Пережитые опасности, сиюминутные хлопоты, поиски пропитания, необходимость все время что-то доставать, менять прятать, беречь от воров, с кем-то договариваться — все это давало счастливую возможность не думать о будущем. Будущее сосредоточилось для бездомных русских людей в куске хлеба и свиного сала, в спальном месте и теплом одеяле. Они были счастливы хотя бы тем, что плывут по штормовому морю на французском судне и пока живы, не погибли от голода и холода, не успели заразиться тифом, не получили пулю в лоб или пролетарский штык под ребра. А что же завтра? На завтра осталось еще немного хлеба, французы обещали с утра бесплатно разливать красное вино. А послезавтра? А через год? Ну, через год, разумеется, кончится на Родине этот красный кошмар, и можно будет вернуться домой.
Константину Васильевичу чудом удалось получить для Сони койку в каюте второго класса. Пароход был переполнен, от качки многих мутило. На вторую ночь, когда море немного утихло, у Сони начались схватки.

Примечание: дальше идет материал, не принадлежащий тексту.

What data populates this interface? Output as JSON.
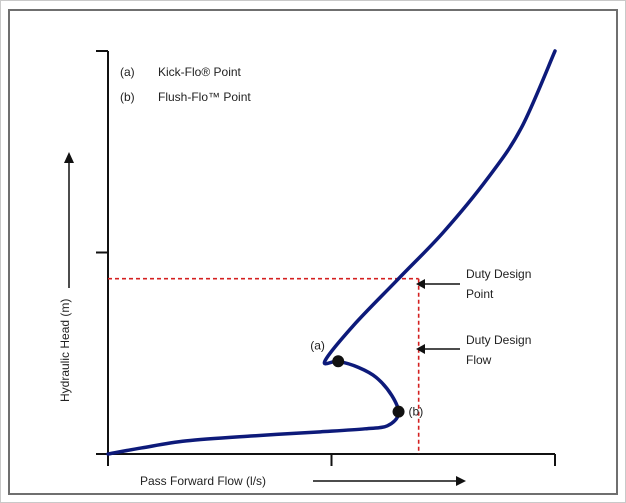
{
  "chart_data": {
    "type": "line",
    "title": "",
    "xlabel": "Pass Forward Flow (l/s)",
    "ylabel": "Hydraulic Head (m)",
    "xlim": [
      0,
      2
    ],
    "ylim": [
      0,
      2
    ],
    "x_ticks": [
      0,
      1,
      2
    ],
    "y_ticks": [
      0,
      1,
      2
    ],
    "grid": false,
    "legend": [
      {
        "marker": "(a)",
        "label": "Kick-Flo® Point"
      },
      {
        "marker": "(b)",
        "label": "Flush-Flo™ Point"
      }
    ],
    "series": [
      {
        "color": "#0d1a7a",
        "points": [
          [
            0.0,
            0.0
          ],
          [
            0.15,
            0.03
          ],
          [
            0.35,
            0.065
          ],
          [
            0.65,
            0.09
          ],
          [
            0.95,
            0.11
          ],
          [
            1.15,
            0.125
          ],
          [
            1.25,
            0.14
          ],
          [
            1.3,
            0.2
          ],
          [
            1.27,
            0.29
          ],
          [
            1.2,
            0.38
          ],
          [
            1.12,
            0.43
          ],
          [
            1.03,
            0.46
          ],
          [
            0.97,
            0.46
          ],
          [
            1.1,
            0.64
          ],
          [
            1.3,
            0.87
          ],
          [
            1.5,
            1.1
          ],
          [
            1.7,
            1.37
          ],
          [
            1.85,
            1.62
          ],
          [
            2.0,
            2.0
          ]
        ]
      }
    ],
    "markers": [
      {
        "label": "(a)",
        "x": 1.03,
        "y": 0.46
      },
      {
        "label": "(b)",
        "x": 1.3,
        "y": 0.21
      }
    ],
    "duty_point": {
      "x": 1.39,
      "y": 0.87,
      "color": "#d42020"
    },
    "annotations": [
      {
        "id": "point",
        "lines": [
          "Duty Design",
          "Point"
        ]
      },
      {
        "id": "flow",
        "lines": [
          "Duty Design",
          "Flow"
        ]
      }
    ]
  }
}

— Несмотря ни на что, ты доносила его до положенного срока, — спокойно сказал Константин Васильевич, — я за свою жизнь принял больше сотни родов. Ребенок подвижный и крупный. Мы справимся.
Нашелся спирт, нашлись чистые простыни, с кухни принесли теплую воду, каюту освободили от посторонних. Явился француз, судовой врач, предложил помощь. Эти роды стали событием, которое каким-то чудесным образом сплотило всех на корабле. Предыдущее судно, отплывшее на сутки раньше, потерпело крушение, утонуло в ледяных волнах, и никто не спасся. Все знали, что по радио получено сообщение о следующем, более сильном шторме. Он должен был начаться к вечеру. Многие сделали ставку на ребенка: если все будет хорошо, пароход благополучно доплывет до Константинополя.
Роды длились десять часов. Когда первые, по-настоящему большие и страшные волны принялись вздымать судно и швырять его, словно рыбацкую лодочку, раздался басистый, сердитый крик новорожденного мальчика.
"Сейчас ночь, Мишенька наконец уснул. Папа еще не вернулся из больницы. Я нашла эту тетрадь и, не знаю зачем, решила продолжить свой дневник, — писала Соня в Париже летом 1920 года, — вряд ли у меня будут силы для подробных записей. Мы здесь уже полтора года, и давно пришли в себя после всех ужасов бегства. Я поступила в актерскую школу. Учеба, репетиции, съемки отнимают почти все мое время. Я ничего не хочу и не могу вспоминать. И все-таки у меня стоит перед глазами этот странный, светящийся камень.